OS:AIX 6100-07
DB:Oracle 11.2.0.3
--------------------------------------------------
今天在安装配置Oracle11g的Grid时,在执行root.sh脚本的最后阶段出现了如下错误:
Start of resource "ora.cssd" failed
CRS-2672: Attempting to start 'ora.cssdmonitor' on 'oaracdb1'
CRS-2672: Attempting to start 'ora.gipcd' on 'oaracdb1'
CRS-2676: Start of 'ora.cssdmonitor' on 'oaracdb1' succeeded
CRS-2676: Start of 'ora.gipcd' on 'oaracdb1' succeeded
CRS-2672: Attempting to start 'ora.cssd' on 'oaracdb1'
CRS-2672: Attempting to start 'ora.diskmon' on 'oaracdb1'
CRS-2676: Start of 'ora.diskmon' on 'oaracdb1' succeeded
CRS-2674: Start of 'ora.cssd' on 'oaracdb1' failed
CRS-2679: Attempting to clean 'ora.cssd' on 'oaracdb1'
CRS-2681: Clean of 'ora.cssd' on 'oaracdb1' succeeded
CRS-2673: Attempting to stop 'ora.gipcd' on 'oaracdb1'
CRS-2677: Stop of 'ora.gipcd' on 'oaracdb1' succeeded
CRS-2673: Attempting to stop 'ora.cssdmonitor' on 'oaracdb1'
CRS-2677: Stop of 'ora.cssdmonitor' on 'oaracdb1' succeeded
CRS-5804: Communication error with agent process
CRS-4000: Command Start failed, or completed with errors.

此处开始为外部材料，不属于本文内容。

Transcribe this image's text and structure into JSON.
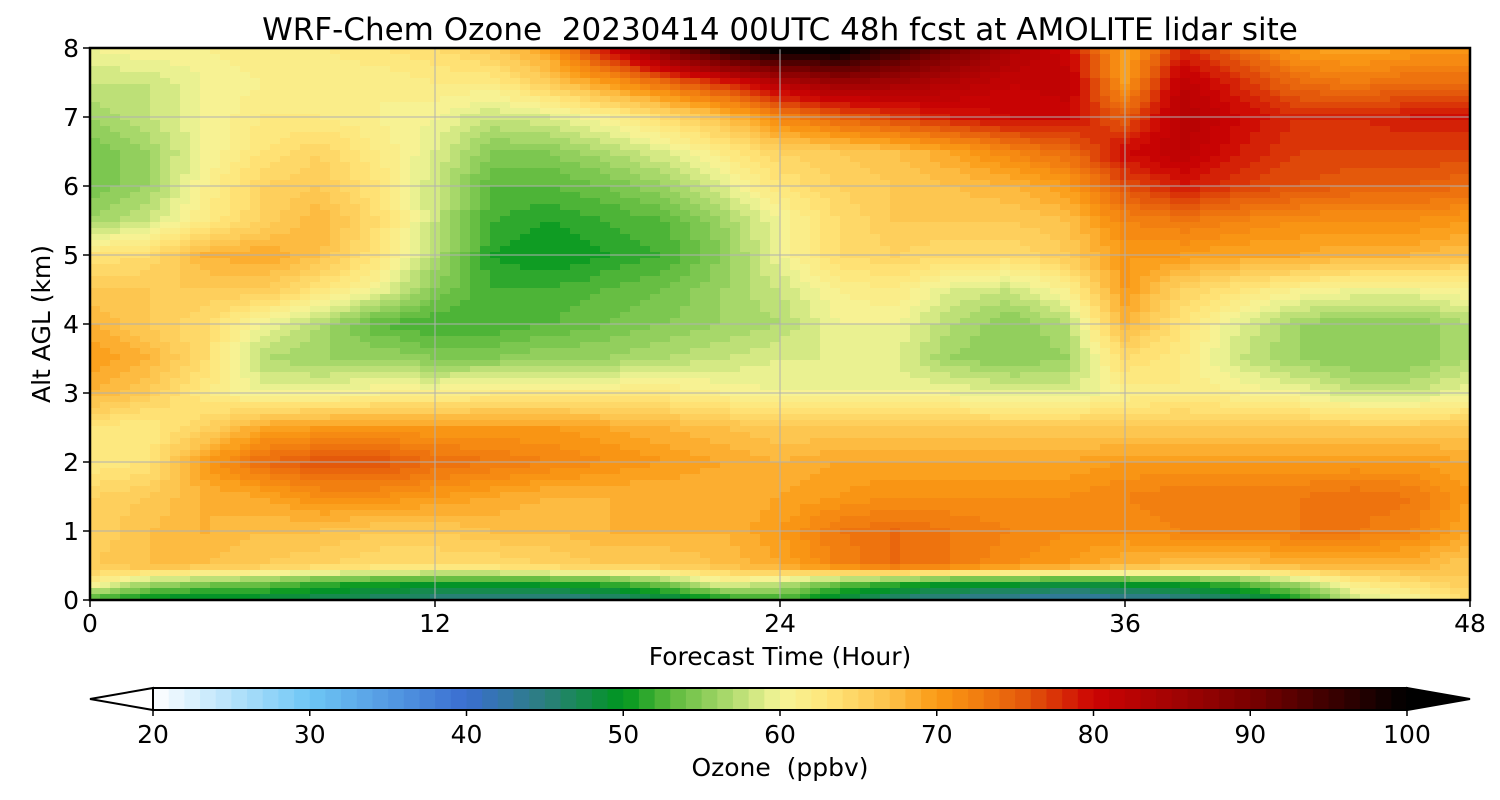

Failed to start Cluster Synchorinisation Service in clustered mode at /soft/product/11.2.0.3/gih/crs/install/crsconfig_lib.pm line 1211.
/soft/product/11.2.0.3/gih/perl/bin/perl -I/soft/product/11.2.0.3/gih/perl/lib -I/soft/product/11.2.0.3/gih/crs/install /soft/product/11.2.0.3/gih/crs/install/rootcrs.pl execution failed
[oaracdb1@root]#
出错的背景有如下:
1、当时是一个新人做的,在host表中每个节点都少了一条内网IP对于的host表记录xxx.xxx.xxx.xxx oraracdb1-priv
2、那哥们在第一个节点的root.sh脚本还没执行完,就火急火燎的在第二个节点上执行root.sh,正常情况下是应该要依次进行的。
3、节点1是系统管理员使用磁带恢复的,结果恢复出来的效果就是:转好了HACMP和Oracle客户端,这玩意只能卸掉。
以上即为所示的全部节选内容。